ASC X9 Revises and Publishes X9.112-2-2020 Wireless Management and Security Part 2: POS and ATM

The X9F4 Cybersecurity and Cryptographic Solutions workgroup has revised the X9.112-2-2020 Wireless Management and Security Part 2: POS and ATM standard. Part 2 of X9.112 provides an interpretation of Part 1 technology and general requirements for automated teller machines (ATM) and point of sale (POS) terminals environments.

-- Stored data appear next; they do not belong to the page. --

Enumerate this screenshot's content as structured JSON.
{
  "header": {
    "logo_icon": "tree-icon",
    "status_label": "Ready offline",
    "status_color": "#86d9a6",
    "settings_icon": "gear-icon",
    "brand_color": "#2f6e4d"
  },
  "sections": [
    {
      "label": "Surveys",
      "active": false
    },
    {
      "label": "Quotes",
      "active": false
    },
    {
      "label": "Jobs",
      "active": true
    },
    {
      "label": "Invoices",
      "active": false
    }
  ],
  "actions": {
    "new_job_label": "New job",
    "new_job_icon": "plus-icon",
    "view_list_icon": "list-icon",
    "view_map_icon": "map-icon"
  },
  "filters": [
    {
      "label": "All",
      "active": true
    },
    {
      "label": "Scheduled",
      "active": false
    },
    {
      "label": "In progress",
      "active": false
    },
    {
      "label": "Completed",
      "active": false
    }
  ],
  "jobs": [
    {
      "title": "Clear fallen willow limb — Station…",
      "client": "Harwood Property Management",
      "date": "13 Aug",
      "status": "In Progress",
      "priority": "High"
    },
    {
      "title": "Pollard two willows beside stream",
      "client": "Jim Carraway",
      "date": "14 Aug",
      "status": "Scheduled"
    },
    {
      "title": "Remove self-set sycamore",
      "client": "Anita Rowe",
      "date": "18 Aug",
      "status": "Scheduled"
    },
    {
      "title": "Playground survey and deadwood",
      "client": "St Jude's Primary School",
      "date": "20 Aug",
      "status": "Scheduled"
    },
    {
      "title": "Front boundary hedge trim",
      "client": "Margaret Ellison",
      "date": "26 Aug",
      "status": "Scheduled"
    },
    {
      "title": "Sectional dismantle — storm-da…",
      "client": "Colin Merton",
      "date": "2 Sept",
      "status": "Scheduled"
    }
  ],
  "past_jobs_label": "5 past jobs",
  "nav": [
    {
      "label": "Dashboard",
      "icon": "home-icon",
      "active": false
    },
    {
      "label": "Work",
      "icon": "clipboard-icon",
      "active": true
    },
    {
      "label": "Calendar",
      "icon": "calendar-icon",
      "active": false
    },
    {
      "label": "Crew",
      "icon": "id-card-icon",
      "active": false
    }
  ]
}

This standard covers financial institution enterprise operations, its bank branch operations, its authorized agents, and merchant operations.

Within the scope of this standard the following topics are addressed:
▪ Both end-to-end (E2E) and point-to-point (P2P) encryption to protect transactional and operational information from unauthorized entities.
▪ Patches and modification management to protect systems from vulnerabilities.
▪ Configuration management to protect wireless systems from weaknesses.
▪ Physical and logical security controls to protect wireless access.
▪ Network segmentation to protect against attacks originating from wired and wireless environments.
▪ Monitoring controls to detect threats from higher risk environments.

Stakeholders include ATM manufacturers, financial institutions, banks, merchants, retailers, financial networks, card brands, and Qualified PIN Assessors (QPA) and more.

We’d like to thank the X9F4 workgroup for their hard work and timely deliverance of this standard. This revised standard is available for download.